The U.S. Food and Drug Administration (FDA) has approved Luxturna (voretigene neparvovec-rzyl), a new gene therapy developed by Spark Therapeutics, to treat an inherited form of vision loss that can result in blindness. The most prevalent inherited retinal dystrophies are retinitis pigmentosa (RP), Leber congenital amaurosis (LCA) and Stargardt disease (SD), all of which have in common a mutation of the RPE65 gene. Patients with Leber congenital amaurosis will be the first beneficiaries of retinal gene therapy, with RP and SD to follow after further study.
Ocular injection of Luxturna introduces a benign virus to deliver healthy copies of the gene to the retina. In the recently-completed Spark study at the University of Iowa and Children’s Hospital of Philadelphia, patients receiving Luxturna showed significant vision improvement. This success resulted in Priority Review and Breakthrough Therapy designations from the FDA, which helps speed promising treatments through trials.
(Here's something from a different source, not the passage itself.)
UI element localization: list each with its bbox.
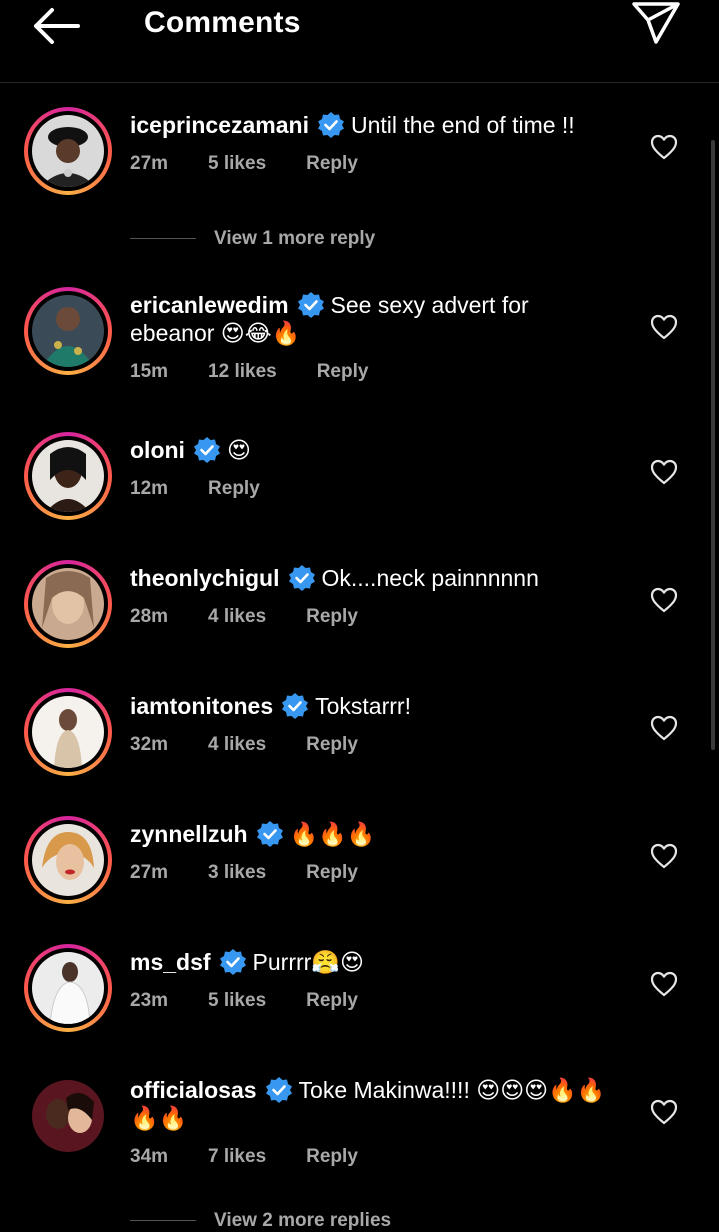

Luxturna is the first directly administered gene therapy approved in the U.S. that targets a disease caused by mutations in a specific gene. It is approved for treatment of patients with confirmed mutation of both copies of the RPE65 gene. The therapy is expected to be available in selected centers by Spring of 2018, with the price for a single dose set at at $425,000 per eye, or $850,000 per patient.
“I believe gene therapy will become a mainstay in treating, and maybe curing, many of our most devastating and intractable illnesses,” said FDA Commissioner Scott Gottlieb, M.D.